Sensing environmental interaction physics to traverse cluttered obstacles

Abstract: When legged robots physically interact with obstacles in applications such as search and rescue through rubble and planetary exploration across Martain rocks, even the most advanced ones struggle because they lack a fundamental framework to model the robot-obstacle physical interaction paralleling artificial potential fields for obstacle avoidance. To remedy this, recent studies established a novel framework - potential energy landscape modeling - that explains and predicts the destabilizing transitions across locomotor modes from the physical interaction between robots and obstacles, and governs a wide range of complex locomotion. However, this framework was confined to the laboratory because we lack methods to obtain the potential energy landscape in unknown environments. Here, we explore the feasibility of introducing this framework to such environments.
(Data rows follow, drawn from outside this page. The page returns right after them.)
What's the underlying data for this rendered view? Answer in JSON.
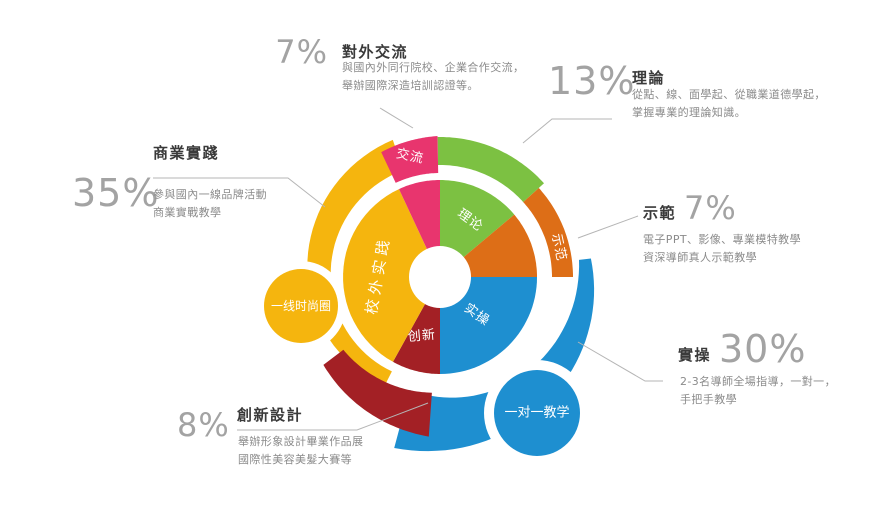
{
  "chart_data": {
    "type": "pie",
    "variant": "layered-donut-infographic",
    "title": "",
    "unit": "%",
    "total": 100,
    "legend_position": "callouts-around-chart",
    "background": "#ffffff",
    "segments": [
      {
        "id": "lilun",
        "label": "理论",
        "callout_title": "理論",
        "pct": 13,
        "pct_label": "13%",
        "color": "#7cc142",
        "desc": [
          "從點、線、面學起、從職業道德學起，",
          "掌握專業的理論知識。"
        ]
      },
      {
        "id": "shifan",
        "label": "示范",
        "callout_title": "示範",
        "pct": 7,
        "pct_label": "7%",
        "color": "#dd6e17",
        "desc": [
          "電子PPT、影像、專業模特教學",
          "資深導師真人示範教學"
        ]
      },
      {
        "id": "shicao",
        "label": "实操",
        "callout_title": "實操",
        "pct": 30,
        "pct_label": "30%",
        "color": "#1e8fd0",
        "desc": [
          "2-3名導師全場指導，一對一，",
          "手把手教學"
        ]
      },
      {
        "id": "chuangxin",
        "label": "创新",
        "callout_title": "創新設計",
        "pct": 8,
        "pct_label": "8%",
        "color": "#a32025",
        "desc": [
          "舉辦形象設計畢業作品展",
          "國際性美容美髮大賽等"
        ]
      },
      {
        "id": "xiaowai",
        "label": "校外实践",
        "callout_title": "商業實踐",
        "pct": 35,
        "pct_label": "35%",
        "color": "#f5b50e",
        "desc": [
          "參與國內一線品牌活動",
          "商業實戰教學"
        ]
      },
      {
        "id": "jiaoliu",
        "label": "交流",
        "callout_title": "對外交流",
        "pct": 7,
        "pct_label": "7%",
        "color": "#e8356e",
        "desc": [
          "與國內外同行院校、企業合作交流，",
          "舉辦國際深造培訓認證等。"
        ]
      }
    ],
    "satellites": [
      {
        "label": "一线时尚圈",
        "color": "#f5b50e"
      },
      {
        "label": "一对一教学",
        "color": "#1e8fd0"
      }
    ]
  }
}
We showed that a robot can reconstruct the potential energy landscape for unknown obstacles by measuring the obstacle contact forces and resulting torques. To elaborate, we developed a minimalistic robot capable of sensing contact forces and torques when propelled against a pair of grass-like obstacles. Despite the forces and torques not being fully conservative, they well-matched the potential energy landscape gradients, and the reconstructed landscape well-matched ground truth. In addition, we found that using normal forces and torques and head oscillation inspired by cockroach observations further improved the estimation of conservative ones. Our study will finally inspire free-running robots to achieve low-effort, "zero-shot" traversing clustered, large obstacles in real-world applications by sampling contact forces and torques and reconstructing the landscape around its neighboring states in real time.